William Wikoff SmithThe W.W. Smith Charitable Trust established the Professorship in 2004, continuing the Trust’s long-standing partnership with the University to advance their common missions of education and biomedical research.

The Trust was established in 1977 by the bequest of William Wikoff Smith (1919–1976). Mr. Smith successfully led the expansion of Kewanee Oil Company, which had been founded by his great-grandfather. He attended the Wharton School in 1937 and 1938; his father, Wikoff Smith, graduated from Penn in 1897. In addition to funding projects in basic needs, medical research, and education, the Trust supports maritime heritage efforts—sailing and shipbuilding were among William Wikoff Smith’s favorite activities.

Over the past 35 years, the Trust’s extraordinary support has helped numerous Penn students pursue their undergraduate education. At the Perelman School of Medicine, the Trust has allowed many scientists and physicians to conduct important basic research projects in cancer, AIDS, heart disease, and diabetes—studies that have yielded breakthrough results and that might not have been possible without this support.


 

jain photoCurrent Chairholder
Rajan Jain, MD

Rajan Jain, MD, is an Associate Professor in the Departments of Medicine and Cell and Developmental Biology, the Founding Co-Director, Penn Measey Scholars in Molecular Medicine, and a Faculty Advisor, Educational Affairs Penn Cardiovascular Institute.

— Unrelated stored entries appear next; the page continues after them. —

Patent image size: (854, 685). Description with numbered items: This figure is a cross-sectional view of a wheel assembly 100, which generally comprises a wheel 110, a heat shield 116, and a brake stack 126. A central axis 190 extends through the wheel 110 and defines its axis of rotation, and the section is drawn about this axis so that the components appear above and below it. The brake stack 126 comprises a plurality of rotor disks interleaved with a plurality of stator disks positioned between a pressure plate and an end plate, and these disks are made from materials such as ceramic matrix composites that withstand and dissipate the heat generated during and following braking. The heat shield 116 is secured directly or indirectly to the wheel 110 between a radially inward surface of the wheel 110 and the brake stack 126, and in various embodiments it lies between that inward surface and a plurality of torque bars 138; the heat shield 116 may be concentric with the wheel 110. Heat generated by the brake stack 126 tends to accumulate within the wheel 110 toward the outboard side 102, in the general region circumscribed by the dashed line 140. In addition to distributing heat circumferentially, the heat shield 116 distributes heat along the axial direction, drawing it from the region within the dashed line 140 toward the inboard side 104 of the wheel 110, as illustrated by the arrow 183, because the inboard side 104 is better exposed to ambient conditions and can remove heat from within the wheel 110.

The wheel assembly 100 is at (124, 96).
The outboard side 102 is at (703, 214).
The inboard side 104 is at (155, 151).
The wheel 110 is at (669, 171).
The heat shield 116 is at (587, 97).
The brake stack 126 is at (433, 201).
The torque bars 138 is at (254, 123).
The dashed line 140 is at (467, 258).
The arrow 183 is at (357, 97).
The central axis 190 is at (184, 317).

Dr. Jain leads a research team of students, physicians and scientists to understand how cellular identity is achieved and maintained in health and altered in disease. The Jain lab employs molecular, genetic, imaging, and biochemical approaches to decipher the rules that govern three-dimensional organization of the genome. His team has shown that spatial positioning of the genome in the nucleus is essential for cardiac progenitor cell lineage restriction and contributes to cardiac disease. They have extended these studies to discover molecular mechanisms that choreograph genome folding to regulate fate determination. The team is unraveling how these processes regulate stemness in progenitor cells across a multitude of tissues, including the lung, brain and heart.

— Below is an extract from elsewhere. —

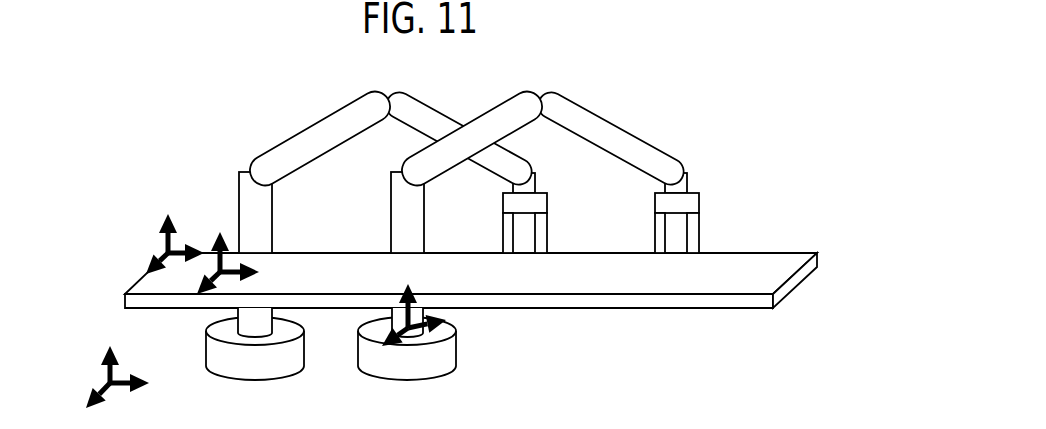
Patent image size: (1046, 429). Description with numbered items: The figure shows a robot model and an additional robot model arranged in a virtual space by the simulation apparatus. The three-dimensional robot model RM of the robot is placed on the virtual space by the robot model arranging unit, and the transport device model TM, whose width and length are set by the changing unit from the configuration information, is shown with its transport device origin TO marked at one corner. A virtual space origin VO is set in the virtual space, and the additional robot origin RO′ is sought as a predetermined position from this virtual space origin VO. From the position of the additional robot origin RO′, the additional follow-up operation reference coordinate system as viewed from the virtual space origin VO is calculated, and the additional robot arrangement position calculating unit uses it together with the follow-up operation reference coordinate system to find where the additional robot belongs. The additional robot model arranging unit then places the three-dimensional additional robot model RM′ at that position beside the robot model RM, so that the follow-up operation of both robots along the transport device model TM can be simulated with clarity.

Dr. Jain’s findings provide a mechanistic framework to understand how human mutations in epigenetic factors may cause disease, supporting the laboratory’s goal to reveal how three-dimensional genome organization safeguards cellular identity. The impact of the team’s work has been recognized by the Burroughs Wellcome Foundation, Allen Foundation, and NIH Office of the Director (New Innovator Award and Transformative Research Award).

Beyond the lab, Dr. Jain is actively involved in local and national efforts to identify, recruit, train and promote the next generation of physician-scientists. He was the recipient of the American Society of Clinical Investigation’s (ASCI) Seldin-Smith Award for Pioneering Research in 2021 and elected to the Council of ASCI in 2023. He is also clinically active as a general cardiologist and primarily cares for patients in the Cardiac Care Unit.

Dr. Jain earned his BA in Molecular and Cellular Biology from the University of California, Berkeley, received his MD from the NYU School of Medicine, and completed his internal medicine residency and cardiology fellowship at the Perelman School of Medicine.